Having left my Service 3 bus at the Bethlehem Street stop adjacent to the railway station, I made a quick dash into the precinct for lunch and then back to the railway station. Such is the way of life now that the toilets on Platform 1 have a combination lock and the code needs to be requested from booking office staff. The station buffet sells local Stokes coffee (which is my father's favourite), so after a quick trip here I headed to Platform 2 for the 1334 Manchester Piccadilly train, formed of two Class 185s. We departed punctually and I left at Doncaster. Getting six cars on Platform 3 behind the mid-platform starting signal is a tight fit.

There were 'residual delays' affecting southbound ECML services so my LNER at 1447 arrived a few minutes late, but again formed of a 9-car Azuma, we were soon away, and the first stop on this particular journey was Grantham, where I alighted in a light monsoon and was thoroughly drenched walking to the car. 

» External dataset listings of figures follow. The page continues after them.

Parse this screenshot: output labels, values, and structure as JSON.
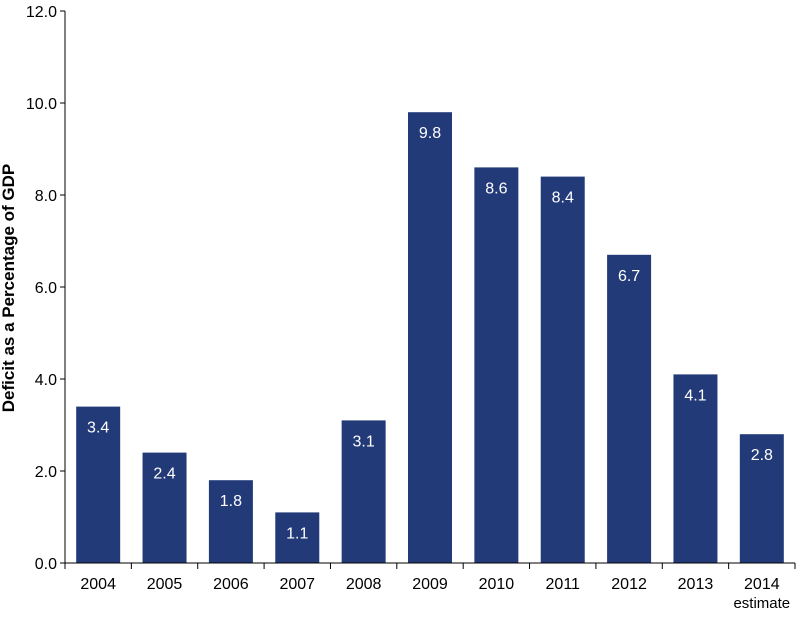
{
  "chart_data": {
    "type": "bar",
    "title": "",
    "xlabel": "",
    "ylabel": "Deficit as a Percentage of GDP",
    "categories": [
      "2004",
      "2005",
      "2006",
      "2007",
      "2008",
      "2009",
      "2010",
      "2011",
      "2012",
      "2013",
      "2014"
    ],
    "category_sublabels": [
      "",
      "",
      "",
      "",
      "",
      "",
      "",
      "",
      "",
      "",
      "estimate"
    ],
    "values": [
      3.4,
      2.4,
      1.8,
      1.1,
      3.1,
      9.8,
      8.6,
      8.4,
      6.7,
      4.1,
      2.8
    ],
    "data_labels": [
      "3.4",
      "2.4",
      "1.8",
      "1.1",
      "3.1",
      "9.8",
      "8.6",
      "8.4",
      "6.7",
      "4.1",
      "2.8"
    ],
    "ylim": [
      0,
      12
    ],
    "y_ticks": [
      "0.0",
      "2.0",
      "4.0",
      "6.0",
      "8.0",
      "10.0",
      "12.0"
    ],
    "grid": false,
    "legend": "none",
    "colors": {
      "bar": "#233a79",
      "axis": "#000000",
      "label_on_bar": "#ffffff"
    }
  }
}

It was a very enjoyable trip, despite my self-inflicted faux pas. I'd like to do it again, when it's LEYTR collection time but it won't physically be possible on my lonesome with so many magazines to collect. My outward trip, thanks to the delayed 1037 Doncaster-Cleethorpes service, meant I undertook Grantham-Grimsby Town in 1:43 - something of a record via this route. Trains were spotless and empty. It is clear to see why government is having to underwrite franchises to the tune of hundreds of millions of points every few months.